Each agent's Agent setup guide includes MCP server installation as part of its Quick start. For the full list of available MCP servers, refer to MCP servers for Cloudflare.
AI agents use large language models (LLMs) to understand your requests and generate responses. The model affects response quality, speed, and cost. How many models you can choose from depends on the agent:
- Locked: Only the vendor's own models are supported.
- BYOK (Bring Your Own Key): You supply your own API key for the model provider of your choice.
- Multi-provider: Several model providers are supported out of the box.
How the agent retains information about your project between conversations affects how much your agent remembers between sessions:
- Project memory: The agent remembers context across sessions using stored files or memory.
- Indexed codebase: The agent builds a searchable index of your repository for fast lookups.
Each supported agent has a dedicated setup guide covering installation, skills, MCP server configuration, example prompts, tips, and troubleshooting.
Get startedAI tools work better with Markdown than HTML because Markdown's explicit structure has less overhead than HTML tags, which reduces wasted tokens (the units of text that AI models process) and produces better results.
Every documentation page is available as Markdown using any of the following methods, powered by Markdown for Agents.

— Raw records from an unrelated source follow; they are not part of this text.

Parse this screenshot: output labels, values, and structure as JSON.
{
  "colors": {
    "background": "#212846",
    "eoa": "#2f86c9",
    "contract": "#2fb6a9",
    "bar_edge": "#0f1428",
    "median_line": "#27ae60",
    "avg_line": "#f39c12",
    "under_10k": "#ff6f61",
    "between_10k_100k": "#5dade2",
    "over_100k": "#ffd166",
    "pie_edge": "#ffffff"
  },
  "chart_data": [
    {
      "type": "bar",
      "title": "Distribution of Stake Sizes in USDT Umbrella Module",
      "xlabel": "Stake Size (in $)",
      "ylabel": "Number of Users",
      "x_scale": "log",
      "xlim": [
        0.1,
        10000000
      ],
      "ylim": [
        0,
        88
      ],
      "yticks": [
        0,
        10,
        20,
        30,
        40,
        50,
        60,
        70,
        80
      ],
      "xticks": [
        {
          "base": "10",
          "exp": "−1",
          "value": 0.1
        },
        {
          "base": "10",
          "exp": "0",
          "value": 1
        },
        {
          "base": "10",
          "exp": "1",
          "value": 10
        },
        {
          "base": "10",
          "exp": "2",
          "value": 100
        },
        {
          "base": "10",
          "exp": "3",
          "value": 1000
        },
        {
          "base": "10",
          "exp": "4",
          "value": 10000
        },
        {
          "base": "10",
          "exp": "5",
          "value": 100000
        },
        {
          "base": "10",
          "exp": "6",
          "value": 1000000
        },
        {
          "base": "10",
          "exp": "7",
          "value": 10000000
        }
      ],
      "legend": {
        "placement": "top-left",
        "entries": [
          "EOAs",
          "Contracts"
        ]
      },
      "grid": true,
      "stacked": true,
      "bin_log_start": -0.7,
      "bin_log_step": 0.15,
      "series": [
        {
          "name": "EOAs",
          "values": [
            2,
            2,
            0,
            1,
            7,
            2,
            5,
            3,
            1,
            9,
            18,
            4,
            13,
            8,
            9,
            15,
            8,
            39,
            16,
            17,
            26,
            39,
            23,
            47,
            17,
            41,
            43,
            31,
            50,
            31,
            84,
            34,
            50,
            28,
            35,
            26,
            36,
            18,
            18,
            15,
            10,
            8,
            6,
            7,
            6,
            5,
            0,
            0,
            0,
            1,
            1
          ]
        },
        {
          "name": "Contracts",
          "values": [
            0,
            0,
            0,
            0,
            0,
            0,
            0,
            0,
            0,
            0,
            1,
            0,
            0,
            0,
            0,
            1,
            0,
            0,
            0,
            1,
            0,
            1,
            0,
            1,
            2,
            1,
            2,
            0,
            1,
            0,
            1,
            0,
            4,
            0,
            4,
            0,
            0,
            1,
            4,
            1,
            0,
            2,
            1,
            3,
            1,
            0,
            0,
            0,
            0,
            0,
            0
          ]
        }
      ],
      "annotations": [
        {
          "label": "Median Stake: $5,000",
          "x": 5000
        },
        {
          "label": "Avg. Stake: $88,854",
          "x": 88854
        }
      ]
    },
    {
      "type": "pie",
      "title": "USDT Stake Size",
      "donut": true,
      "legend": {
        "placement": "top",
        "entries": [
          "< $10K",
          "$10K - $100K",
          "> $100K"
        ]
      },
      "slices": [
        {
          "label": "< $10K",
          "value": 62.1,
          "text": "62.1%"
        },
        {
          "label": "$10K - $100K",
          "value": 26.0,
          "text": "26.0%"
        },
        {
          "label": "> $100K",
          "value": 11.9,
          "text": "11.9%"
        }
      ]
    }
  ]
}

On any documentation page, select Copy as Markdown to copy the current page as Markdown.
Add /index.md to the end of any page URL. For example:
https://developers.cloudflare.com/workers/get-started/index.mdRequest any page with the Accept: text/markdown header, which tells the server you prefer Markdown instead of HTML:
curl "https://developers.cloudflare.com/workers/get-started/" \ --header "Accept: text/markdown"The response includes an x-markdown-tokens header with an estimated token count for the document, useful for context window planning (a context window is the maximum number of tokens an AI model can consider at once).
These endpoints follow the llms.txt standard ↗ and provide documentation content in Markdown format:
| Endpoint | Description |
|---|---|
/llms.txt | Page index grouped by product category, with links to each product's own llms.txt |
/llms-full.txt | Full content of all documentation in a single file, for offline indexing, bulk vectorization (converting content into numerical representations for similarity search), or large-context models |
Each product has its own scoped llms.txt and llms-full.txt. Use these when you only need documentation for a specific product.
| Endpoint | Description |
|---|---|
/workers/llms.txt | Page index for Workers documentation |
/workers/llms-full.txt | Full content of all Workers documentation pages |
Replace /workers/ with any product path. For the full list of available products, refer to /llms.txt.
An OpenAPI specification ↗ is a machine-readable description of an API — it lists every available endpoint, the parameters each one accepts, and the responses it returns. When you add this to your AI tool's context, the tool can generate API calls to Cloudflare services without you having to look up the documentation manually.
The full Cloudflare API OpenAPI specification is available for AI coding tools, API clients, and code generators:
| Endpoint | Description |
|---|---|
cloudflare/api-schemas ↗ | Full Cloudflare API OpenAPI specification (JSON) |
For the full API reference, refer to the Cloudflare API documentation.